I think it’s important to situate “California is ungovernable”–which has *never* been true in any recognizable sense–in the broader political discussion about American political life. For all its issues and faults, California is the closest thing that the U.S. has to European-style social democracy. It has strong state-provided social services, such as a very robust state OSHA program, relatively pro-worker wage-and-hour laws, and a massively successful (if declining) public university system–which provides far more to state public life than in other states with premier universities, such as Massachusetts, where such are privatized. It has politically active unions like the CTA and CNA on the winning side. It has strong environmental protections and lots of public lands and public trusts. It has a broadly politically empowered populus in its major cities; and so forth.This state's bankrupt, but for these idiot commies, it's like heaven on earth.

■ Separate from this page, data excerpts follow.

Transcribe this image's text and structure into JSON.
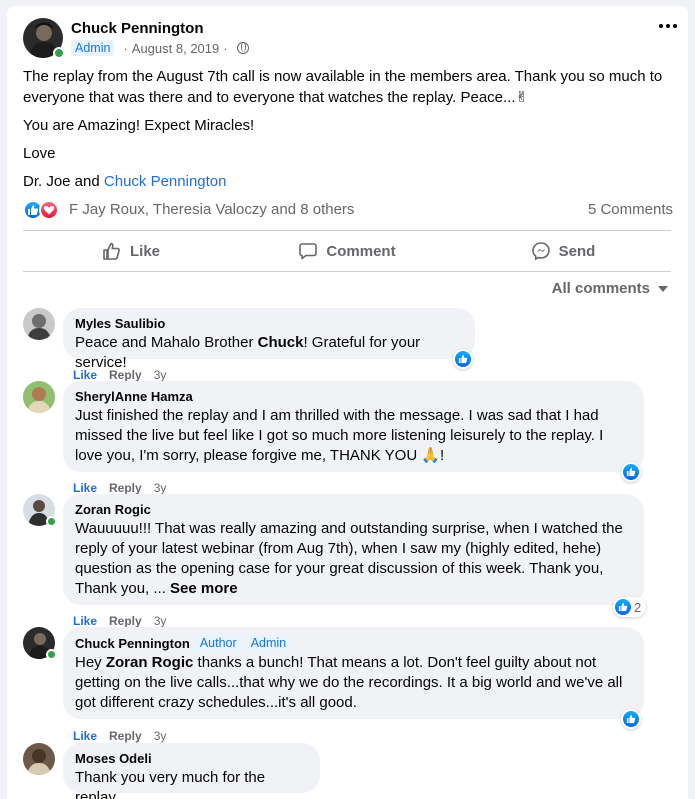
{
  "post": {
    "author": "Chuck Pennington",
    "badge": "Admin",
    "date": "August 8, 2019",
    "separator": "·",
    "paragraphs": {
      "p1": "The replay from the August 7th call is now available in the members area. Thank you so much to everyone that was there and to everyone that watches the replay. Peace...✌",
      "p2": "You are Amazing! Expect Miracles!",
      "p3": "Love",
      "p4_prefix": "Dr. Joe and ",
      "p4_link": "Chuck Pennington"
    },
    "reactions_names": "F Jay Roux, Theresia Valoczy and 8 others",
    "comments_count": "5 Comments"
  },
  "actions": {
    "like": "Like",
    "comment": "Comment",
    "send": "Send"
  },
  "filter": {
    "label": "All comments"
  },
  "comments": [
    {
      "name": "Myles Saulibio",
      "text_a": "Peace and Mahalo Brother ",
      "text_b": "Chuck",
      "text_c": "! Grateful for your service!",
      "like": "Like",
      "reply": "Reply",
      "age": "3y"
    },
    {
      "name": "SherylAnne Hamza",
      "text": "Just finished the replay and I am thrilled with the message. I was sad that I had missed the live but feel like I got so much more listening leisurely to the replay. I love you, I'm sorry, please forgive me, THANK YOU 🙏!",
      "like": "Like",
      "reply": "Reply",
      "age": "3y"
    },
    {
      "name": "Zoran Rogic",
      "text": "Wauuuuu!!! That was really amazing and outstanding surprise, when I watched the reply of your latest webinar (from Aug 7th), when I saw my (highly edited, hehe) question as the opening case for your great discussion of this week. Thank you, Thank you, ... ",
      "see_more": "See more",
      "like": "Like",
      "reply": "Reply",
      "age": "3y",
      "reaction_count": "2"
    },
    {
      "name": "Chuck Pennington",
      "badge_author": "Author",
      "badge_admin": "Admin",
      "text_a": "Hey ",
      "text_b": "Zoran Rogic",
      "text_c": " thanks a bunch! That means a lot. Don't feel guilty about not getting on the live calls...that why we do the recordings. It a big world and we've all got different crazy schedules...it's all good.",
      "like": "Like",
      "reply": "Reply",
      "age": "3y"
    },
    {
      "name": "Moses Odeli",
      "text": "Thank you very much for the replay."
    }
  ],
  "colors": {
    "link_blue": "#216fdb",
    "online_green": "#31a24c",
    "badge_bg": "#e7f3ff"
  }
}
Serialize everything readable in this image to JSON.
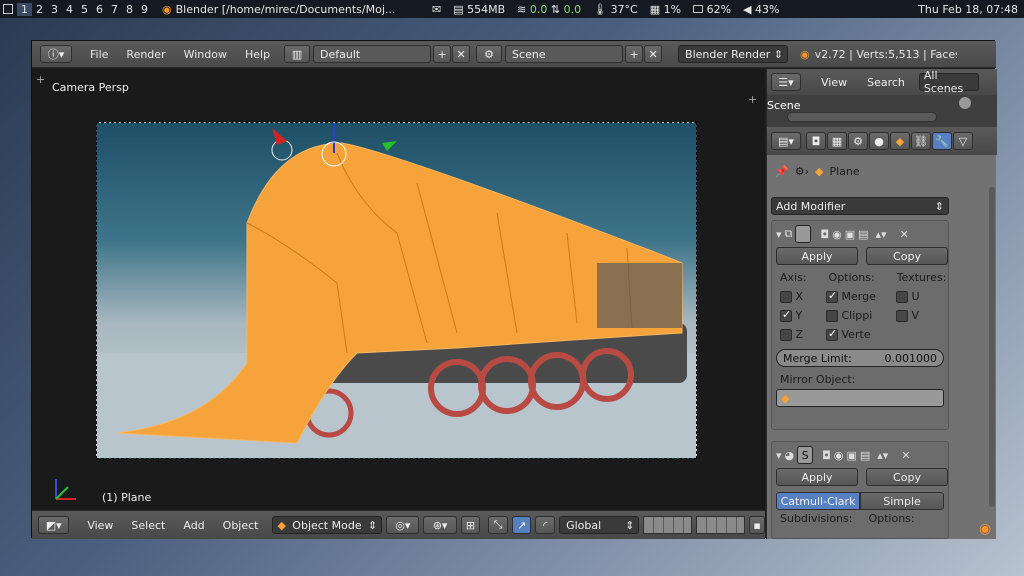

This isn’t to say that California is perfect, by any means. But it is to say that reiterating the discourses without situating them in those broader conversations often tends to legitimize a discourse that implies that social democracy is “ungovernable” and neoliberalism is a neutral, invisibile, natural state of affairs.
Meanwhile, "Prop. 30 Won't Quench California's Big Government Thirst."
The Democrats own it now, as if they hadn't already. The state's going down. Ten percent unemployment still after almost four years, and listen to these shitbag progressives sing the praises of the bankrupt blue state morass. We're about as close as you'll get to a European social democracy, alright. Take your pick: Greece, Spain. Shoot, Italy, the San Bernardino of Europe, came close to dragging down the entire European project all by itself. No matter, let's raise taxes. Yeah, that'll work. Forward! To growth and prosperity!
Wake me up from this nightmare. This country is populated with chest-thumping pinhead progressives who haven't got a freakin' clue.